Re: How To Mess Up IT Budgeting In 2015
I think we have a strange dichotomy when it comes to this kind of thinking in IT. There's the hype train that marches on endlessly, and then there's the reality. Where it gets weird is that many businesses very well do march right alongside the hype train, but many others do not, and we'd be remiss to leave them out of the equation. Maybe it's because 'IT' is a broad moniker to begin with. If you're the one guy who fixes desktops for a small furniture company, you still might be called 'IT'. Therefore, we end up with a broad spectrum - from DevOps-addicted startups for whom this article was 2013's wakeup call, not 2015's, to companies that need to get themselves on the ball (you have unique insigt into this coming from the public setor, Johnathan), to plenty of diverse 'niche' (they're actually pretty big) cases like TerryB describes for whom the reality is quite different.
Another interesting way I've heard this put is that no matter who you are, your business is digital now. No matter what you sell, where you are, digital is a concern for you - that's why IT is pulling double duty these days. They have to 'keep the lights on' (but better, faster, and cheaper) while also delivering innovation and being apart of new pushes.
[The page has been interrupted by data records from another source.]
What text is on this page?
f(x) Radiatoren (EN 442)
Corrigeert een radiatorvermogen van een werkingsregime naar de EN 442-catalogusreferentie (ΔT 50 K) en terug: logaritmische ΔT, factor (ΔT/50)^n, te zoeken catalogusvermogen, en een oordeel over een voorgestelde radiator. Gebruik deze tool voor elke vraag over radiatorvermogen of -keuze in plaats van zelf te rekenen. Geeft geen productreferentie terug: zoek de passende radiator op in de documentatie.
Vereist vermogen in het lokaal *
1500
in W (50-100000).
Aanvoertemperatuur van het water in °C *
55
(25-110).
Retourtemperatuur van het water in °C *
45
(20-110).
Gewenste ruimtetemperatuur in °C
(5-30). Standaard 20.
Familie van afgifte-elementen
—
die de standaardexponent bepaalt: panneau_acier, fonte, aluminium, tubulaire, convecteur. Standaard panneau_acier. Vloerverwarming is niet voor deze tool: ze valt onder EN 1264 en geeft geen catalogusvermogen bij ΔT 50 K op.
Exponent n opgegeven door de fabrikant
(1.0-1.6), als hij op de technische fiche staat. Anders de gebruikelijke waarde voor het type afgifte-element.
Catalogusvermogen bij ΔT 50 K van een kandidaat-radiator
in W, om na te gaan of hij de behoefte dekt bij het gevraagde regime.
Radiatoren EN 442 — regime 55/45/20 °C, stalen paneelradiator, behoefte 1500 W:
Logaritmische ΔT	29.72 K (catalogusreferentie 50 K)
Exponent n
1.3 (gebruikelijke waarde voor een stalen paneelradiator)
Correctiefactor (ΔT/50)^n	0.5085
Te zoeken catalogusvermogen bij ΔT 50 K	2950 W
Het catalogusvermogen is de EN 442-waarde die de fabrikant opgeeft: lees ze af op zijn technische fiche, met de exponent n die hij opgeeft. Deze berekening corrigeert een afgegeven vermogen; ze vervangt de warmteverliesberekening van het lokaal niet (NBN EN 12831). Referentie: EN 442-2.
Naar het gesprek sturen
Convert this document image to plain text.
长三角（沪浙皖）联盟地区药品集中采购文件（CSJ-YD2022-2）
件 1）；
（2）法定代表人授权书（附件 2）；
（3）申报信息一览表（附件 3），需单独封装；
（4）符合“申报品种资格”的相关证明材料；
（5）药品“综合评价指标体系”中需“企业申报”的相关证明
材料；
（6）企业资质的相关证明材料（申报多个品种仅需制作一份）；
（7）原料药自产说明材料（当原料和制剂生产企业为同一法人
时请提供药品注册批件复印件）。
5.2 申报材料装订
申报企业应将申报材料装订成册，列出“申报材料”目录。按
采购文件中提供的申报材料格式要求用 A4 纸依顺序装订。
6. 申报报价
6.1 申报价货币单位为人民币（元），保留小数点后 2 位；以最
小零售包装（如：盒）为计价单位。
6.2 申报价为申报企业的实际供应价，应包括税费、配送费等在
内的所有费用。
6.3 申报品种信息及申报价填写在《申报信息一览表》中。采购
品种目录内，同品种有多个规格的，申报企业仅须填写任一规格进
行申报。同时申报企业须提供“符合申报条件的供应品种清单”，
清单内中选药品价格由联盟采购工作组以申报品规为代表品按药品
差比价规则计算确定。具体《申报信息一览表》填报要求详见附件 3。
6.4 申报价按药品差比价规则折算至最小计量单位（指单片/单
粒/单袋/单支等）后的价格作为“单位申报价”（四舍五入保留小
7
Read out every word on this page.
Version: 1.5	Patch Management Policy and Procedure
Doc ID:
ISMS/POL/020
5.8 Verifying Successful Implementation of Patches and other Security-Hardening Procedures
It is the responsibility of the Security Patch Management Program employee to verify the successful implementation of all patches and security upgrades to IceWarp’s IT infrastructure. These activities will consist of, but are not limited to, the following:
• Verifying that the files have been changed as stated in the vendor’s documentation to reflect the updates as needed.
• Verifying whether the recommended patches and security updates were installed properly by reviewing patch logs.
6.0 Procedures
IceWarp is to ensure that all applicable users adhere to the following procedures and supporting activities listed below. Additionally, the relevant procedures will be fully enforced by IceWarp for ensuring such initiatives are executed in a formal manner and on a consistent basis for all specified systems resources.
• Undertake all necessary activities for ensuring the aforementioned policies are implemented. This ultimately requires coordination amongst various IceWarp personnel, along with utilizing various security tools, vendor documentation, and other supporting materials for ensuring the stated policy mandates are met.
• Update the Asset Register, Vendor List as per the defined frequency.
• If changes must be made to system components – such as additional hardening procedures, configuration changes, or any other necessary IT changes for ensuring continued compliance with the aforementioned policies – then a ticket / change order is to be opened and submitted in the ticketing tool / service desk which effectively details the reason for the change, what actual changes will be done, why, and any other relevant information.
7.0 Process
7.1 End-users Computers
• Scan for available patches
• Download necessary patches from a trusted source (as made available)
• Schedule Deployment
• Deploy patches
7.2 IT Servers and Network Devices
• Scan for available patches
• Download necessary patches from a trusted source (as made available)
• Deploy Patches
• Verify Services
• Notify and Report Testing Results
Users who used to only turn on their PC to check e-mail now expect to have all kinds of cloud-facing apps work flawlessly (from devices other than PCs) - which means you have to support them. This spills from the top all the way down to the bottom of the business, and creates endless problems to solve - Security, mission creep, you name it. All that ties back into budgeting. It's definitely fair to say this is a wheel that's due for reinventing.